In the 1960s several groups, including fire authorities, the SPCA and women's groups began advocating for the public sale of fireworks to be restricted, citing property damage and injuries to children and animals. In 1969 a bill that proposed restricting the sale to two weeks before Guy Fawkes Night was rejected by Parliament. Around this time Beverly Pentland, a solo mother from Petone, started advocating for the restriction of fireworks and began visiting hundreds of schools to educate children about the dangers of fireworks. She became known as the "Fireworks Lady" to children and used pamphlets in the style of comics to engage youth. With encouragement from Pentland, The Explosives Amendment Bill was passed in 1973, which, when it came into effect in 1974, banned the sale of fireworks until 10 days before Guy Fawkes.
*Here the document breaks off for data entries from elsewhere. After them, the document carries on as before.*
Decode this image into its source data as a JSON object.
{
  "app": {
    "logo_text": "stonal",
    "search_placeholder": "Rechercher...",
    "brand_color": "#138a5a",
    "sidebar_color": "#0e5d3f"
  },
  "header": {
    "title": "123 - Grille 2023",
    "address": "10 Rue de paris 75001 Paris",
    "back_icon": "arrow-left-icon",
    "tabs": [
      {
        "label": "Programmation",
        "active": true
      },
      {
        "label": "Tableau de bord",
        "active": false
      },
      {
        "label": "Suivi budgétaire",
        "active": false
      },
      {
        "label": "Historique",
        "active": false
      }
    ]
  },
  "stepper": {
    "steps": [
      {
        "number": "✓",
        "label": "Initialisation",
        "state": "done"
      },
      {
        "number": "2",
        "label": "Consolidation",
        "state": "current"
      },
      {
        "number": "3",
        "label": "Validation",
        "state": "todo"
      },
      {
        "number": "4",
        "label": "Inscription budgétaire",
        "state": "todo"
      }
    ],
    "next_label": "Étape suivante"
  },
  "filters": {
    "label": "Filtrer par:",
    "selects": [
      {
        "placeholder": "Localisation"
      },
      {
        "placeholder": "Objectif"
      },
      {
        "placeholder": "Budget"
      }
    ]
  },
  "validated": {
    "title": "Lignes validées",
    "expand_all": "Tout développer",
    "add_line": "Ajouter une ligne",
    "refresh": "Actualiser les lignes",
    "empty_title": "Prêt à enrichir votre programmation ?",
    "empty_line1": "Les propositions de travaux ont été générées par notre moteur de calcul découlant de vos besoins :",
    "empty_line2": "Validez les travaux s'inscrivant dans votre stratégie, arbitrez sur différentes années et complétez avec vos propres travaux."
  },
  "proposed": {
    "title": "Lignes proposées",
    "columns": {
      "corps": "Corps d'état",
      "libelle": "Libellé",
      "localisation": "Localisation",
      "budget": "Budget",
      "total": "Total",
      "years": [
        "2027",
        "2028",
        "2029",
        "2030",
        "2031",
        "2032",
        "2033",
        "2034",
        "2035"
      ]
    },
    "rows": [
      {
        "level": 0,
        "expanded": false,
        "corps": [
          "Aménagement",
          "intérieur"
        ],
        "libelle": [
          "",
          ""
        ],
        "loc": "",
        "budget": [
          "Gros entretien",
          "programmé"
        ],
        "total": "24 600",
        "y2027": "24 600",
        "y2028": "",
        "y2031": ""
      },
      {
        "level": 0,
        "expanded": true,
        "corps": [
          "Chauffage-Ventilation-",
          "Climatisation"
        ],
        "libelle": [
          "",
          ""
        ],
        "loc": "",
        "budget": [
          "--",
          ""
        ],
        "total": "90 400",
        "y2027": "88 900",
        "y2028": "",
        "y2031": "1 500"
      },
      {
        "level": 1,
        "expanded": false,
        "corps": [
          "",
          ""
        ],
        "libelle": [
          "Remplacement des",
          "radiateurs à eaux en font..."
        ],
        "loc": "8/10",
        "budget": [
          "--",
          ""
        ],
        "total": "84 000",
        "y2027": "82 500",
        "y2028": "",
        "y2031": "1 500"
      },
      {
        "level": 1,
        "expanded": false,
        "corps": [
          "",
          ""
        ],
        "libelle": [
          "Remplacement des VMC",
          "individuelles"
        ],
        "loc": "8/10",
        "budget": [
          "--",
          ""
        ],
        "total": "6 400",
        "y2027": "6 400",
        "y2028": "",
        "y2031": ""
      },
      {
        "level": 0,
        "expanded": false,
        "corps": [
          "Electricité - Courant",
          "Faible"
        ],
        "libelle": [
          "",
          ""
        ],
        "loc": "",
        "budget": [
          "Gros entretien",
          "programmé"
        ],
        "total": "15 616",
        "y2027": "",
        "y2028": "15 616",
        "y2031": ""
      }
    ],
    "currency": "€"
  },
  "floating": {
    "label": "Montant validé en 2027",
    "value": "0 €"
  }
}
She continued her education programme and advocated for the sale of fireworks to be restricted to those at or above the age of 16. In 1985 the Explosives (Fireworks Safety) Amendment Bill was passed which led to this age restriction coming into effect, but Pentland had died the year prior. She was appointed a Member of the Most Excellent Order of the British Empire (MBE) in the 1975 New Year Honours list.

In both 1994 and 1996 Parliament debated whether the public sale of fireworks should be banned. They decided that the irresponsible use of fireworks by a minority of the population should not remove the right for most residents to responsibly use fireworks. In 1994 skyrockets and firecrackers were banned.
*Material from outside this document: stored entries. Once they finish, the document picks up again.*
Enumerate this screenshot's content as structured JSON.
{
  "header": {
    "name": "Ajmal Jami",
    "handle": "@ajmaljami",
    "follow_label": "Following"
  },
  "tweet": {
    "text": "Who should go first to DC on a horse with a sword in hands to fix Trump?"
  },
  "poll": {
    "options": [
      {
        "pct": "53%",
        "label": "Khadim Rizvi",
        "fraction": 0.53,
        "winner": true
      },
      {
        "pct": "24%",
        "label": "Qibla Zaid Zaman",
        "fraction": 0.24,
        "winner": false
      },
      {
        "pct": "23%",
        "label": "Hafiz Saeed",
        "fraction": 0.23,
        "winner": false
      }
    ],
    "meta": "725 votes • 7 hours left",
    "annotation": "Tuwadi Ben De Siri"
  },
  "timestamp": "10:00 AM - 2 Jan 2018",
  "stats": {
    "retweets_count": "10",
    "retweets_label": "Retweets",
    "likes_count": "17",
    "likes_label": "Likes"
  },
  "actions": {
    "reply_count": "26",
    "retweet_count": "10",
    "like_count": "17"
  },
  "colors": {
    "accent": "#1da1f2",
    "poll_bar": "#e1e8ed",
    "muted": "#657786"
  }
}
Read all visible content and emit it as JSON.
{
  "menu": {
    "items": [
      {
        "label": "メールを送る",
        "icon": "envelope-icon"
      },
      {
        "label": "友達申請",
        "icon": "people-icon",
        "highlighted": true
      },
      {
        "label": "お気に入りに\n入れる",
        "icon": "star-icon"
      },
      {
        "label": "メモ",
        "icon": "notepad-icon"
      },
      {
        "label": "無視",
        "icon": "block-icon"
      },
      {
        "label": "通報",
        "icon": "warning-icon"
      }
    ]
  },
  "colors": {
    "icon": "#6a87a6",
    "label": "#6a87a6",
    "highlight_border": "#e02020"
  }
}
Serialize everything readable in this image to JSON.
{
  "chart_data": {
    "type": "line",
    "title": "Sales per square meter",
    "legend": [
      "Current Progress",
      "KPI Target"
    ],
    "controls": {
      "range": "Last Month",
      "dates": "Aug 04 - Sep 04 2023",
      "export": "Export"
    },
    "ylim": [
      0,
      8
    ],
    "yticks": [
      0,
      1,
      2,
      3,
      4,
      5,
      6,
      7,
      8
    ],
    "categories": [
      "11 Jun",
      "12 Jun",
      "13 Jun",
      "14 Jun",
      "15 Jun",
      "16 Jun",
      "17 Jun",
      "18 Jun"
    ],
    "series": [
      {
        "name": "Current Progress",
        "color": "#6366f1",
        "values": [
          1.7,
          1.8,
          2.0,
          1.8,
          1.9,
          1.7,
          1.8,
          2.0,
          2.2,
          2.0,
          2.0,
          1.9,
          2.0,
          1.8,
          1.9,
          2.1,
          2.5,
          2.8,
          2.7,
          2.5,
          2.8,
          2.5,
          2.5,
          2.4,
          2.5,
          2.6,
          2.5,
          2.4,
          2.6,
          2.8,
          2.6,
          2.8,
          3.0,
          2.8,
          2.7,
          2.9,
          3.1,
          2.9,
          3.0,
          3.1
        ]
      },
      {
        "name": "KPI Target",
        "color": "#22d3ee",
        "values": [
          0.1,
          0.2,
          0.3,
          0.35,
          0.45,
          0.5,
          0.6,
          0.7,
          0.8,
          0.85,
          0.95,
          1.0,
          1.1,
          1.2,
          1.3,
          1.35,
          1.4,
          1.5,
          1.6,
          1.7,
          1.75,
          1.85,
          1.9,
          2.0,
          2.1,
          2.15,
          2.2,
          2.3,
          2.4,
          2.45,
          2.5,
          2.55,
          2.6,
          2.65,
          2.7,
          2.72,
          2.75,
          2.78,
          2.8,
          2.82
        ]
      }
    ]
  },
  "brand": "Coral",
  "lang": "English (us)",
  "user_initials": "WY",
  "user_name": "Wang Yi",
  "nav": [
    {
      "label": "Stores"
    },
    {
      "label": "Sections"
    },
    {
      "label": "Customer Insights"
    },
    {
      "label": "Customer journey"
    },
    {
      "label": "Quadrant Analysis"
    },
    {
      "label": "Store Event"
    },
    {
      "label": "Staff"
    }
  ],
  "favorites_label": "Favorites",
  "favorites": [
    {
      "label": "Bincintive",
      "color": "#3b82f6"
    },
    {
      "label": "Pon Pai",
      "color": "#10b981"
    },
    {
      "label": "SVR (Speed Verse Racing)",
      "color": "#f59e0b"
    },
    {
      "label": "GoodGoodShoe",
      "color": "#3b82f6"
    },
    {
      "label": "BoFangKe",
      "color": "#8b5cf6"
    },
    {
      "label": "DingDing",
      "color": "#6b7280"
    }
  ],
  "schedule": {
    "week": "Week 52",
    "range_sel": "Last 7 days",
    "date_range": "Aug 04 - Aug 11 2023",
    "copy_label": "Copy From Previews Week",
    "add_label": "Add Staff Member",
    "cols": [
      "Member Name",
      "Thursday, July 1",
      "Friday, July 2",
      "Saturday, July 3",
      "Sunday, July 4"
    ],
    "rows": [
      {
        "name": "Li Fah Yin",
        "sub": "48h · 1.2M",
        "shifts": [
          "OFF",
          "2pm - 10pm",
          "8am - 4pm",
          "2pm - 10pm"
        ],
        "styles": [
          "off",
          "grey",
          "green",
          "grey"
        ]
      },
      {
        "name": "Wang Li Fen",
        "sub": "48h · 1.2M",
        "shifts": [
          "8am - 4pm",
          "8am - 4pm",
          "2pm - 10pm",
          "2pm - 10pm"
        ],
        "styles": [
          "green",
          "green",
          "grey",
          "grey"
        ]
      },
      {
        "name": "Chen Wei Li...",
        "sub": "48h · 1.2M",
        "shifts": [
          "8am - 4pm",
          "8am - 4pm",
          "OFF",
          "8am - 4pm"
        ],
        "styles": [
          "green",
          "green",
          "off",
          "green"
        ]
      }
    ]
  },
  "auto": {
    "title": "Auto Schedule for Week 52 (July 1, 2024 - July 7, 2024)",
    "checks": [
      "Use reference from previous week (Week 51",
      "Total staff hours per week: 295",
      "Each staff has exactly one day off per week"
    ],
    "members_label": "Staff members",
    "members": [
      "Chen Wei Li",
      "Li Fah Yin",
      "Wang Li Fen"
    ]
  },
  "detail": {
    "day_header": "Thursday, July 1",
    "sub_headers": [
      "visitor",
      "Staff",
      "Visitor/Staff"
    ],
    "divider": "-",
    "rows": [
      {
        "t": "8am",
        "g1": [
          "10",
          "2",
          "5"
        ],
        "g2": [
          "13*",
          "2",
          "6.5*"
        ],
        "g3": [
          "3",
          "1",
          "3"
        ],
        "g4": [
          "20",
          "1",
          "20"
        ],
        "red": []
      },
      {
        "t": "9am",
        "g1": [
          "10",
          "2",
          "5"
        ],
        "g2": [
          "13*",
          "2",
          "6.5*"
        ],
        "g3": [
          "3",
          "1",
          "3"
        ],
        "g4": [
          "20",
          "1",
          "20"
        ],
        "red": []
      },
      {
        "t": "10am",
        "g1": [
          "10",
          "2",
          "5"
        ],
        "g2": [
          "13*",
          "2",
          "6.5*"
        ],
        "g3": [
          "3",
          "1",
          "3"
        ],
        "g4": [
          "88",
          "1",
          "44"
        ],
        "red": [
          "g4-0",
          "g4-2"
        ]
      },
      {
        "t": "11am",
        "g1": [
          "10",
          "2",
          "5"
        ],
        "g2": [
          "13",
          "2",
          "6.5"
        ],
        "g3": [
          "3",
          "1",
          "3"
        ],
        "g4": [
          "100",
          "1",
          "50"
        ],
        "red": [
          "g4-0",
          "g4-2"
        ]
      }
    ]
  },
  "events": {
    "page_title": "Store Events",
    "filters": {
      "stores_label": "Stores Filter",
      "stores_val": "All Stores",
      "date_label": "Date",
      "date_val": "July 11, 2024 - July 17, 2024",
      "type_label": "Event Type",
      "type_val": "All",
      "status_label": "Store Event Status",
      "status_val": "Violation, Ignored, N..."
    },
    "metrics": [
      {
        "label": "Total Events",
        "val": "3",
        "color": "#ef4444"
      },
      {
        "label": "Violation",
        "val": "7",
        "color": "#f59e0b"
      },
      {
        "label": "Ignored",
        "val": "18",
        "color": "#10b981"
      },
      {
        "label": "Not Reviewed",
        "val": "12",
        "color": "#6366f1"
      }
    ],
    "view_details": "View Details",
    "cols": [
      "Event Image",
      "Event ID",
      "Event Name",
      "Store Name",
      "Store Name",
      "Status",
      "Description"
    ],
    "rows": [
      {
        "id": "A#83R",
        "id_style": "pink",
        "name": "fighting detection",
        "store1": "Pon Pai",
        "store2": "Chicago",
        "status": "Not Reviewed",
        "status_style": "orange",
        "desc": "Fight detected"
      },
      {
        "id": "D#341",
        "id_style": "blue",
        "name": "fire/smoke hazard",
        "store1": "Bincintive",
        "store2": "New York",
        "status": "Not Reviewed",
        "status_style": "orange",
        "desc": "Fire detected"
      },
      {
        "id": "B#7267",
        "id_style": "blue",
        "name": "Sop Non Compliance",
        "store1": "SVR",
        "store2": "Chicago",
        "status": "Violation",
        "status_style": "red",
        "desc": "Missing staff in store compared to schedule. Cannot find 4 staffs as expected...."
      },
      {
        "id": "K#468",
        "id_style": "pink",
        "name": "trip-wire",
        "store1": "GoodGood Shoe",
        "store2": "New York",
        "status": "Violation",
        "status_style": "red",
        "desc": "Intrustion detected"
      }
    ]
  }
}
Starting in 2001, fireworks could be sold for 10 days a year and to people aged 14 and over. In 2006, the amount of days that fireworks could be sold per year was reduced to four: from 2 November to 5 November (before and during Guy Fawkes Night). Also in 2006 the minimum age that purchasers of fireworks could be was increased to 18.

Since 2014, the use of fireworks in Auckland's forests, conservation areas and roads has been prohibited. Since 2020, the Auckland Council has closed access to the ancestral mountains (Tūpuna Maunga o Tāmaki Makaurau) on Guy Fawkes Night due to previous vegetation fires. In 2019, Countdown (now named Woolworths) stopped selling fireworks, and so did The Warehouse in 2021. Both of these are amongst New Zealand's largest retailers.

In a 2023 poll conducted by AA Insurance, 53% of respondents said that they wanted fireworks banned for private recreational use and 20% of respondents said that they wanted an outright ban on fireworks in New Zealand. In June 2025 a petition with 90,000 signatures in support of a ban on the public sale of fireworks was presented to Parliament. The petition also included 80,000 animal paw prints.

In November 2025 the political party New Zealand First proposed the Fireworks Prohibition Legislation Bill which would ban the sale, importation and manufacture of fireworks to consumers. It would still allow the use of fireworks for public events. Winston Peters, the leader of the party, cited injuries to animals and the irresponsible use of fireworks by consumers as the reason for the proposal.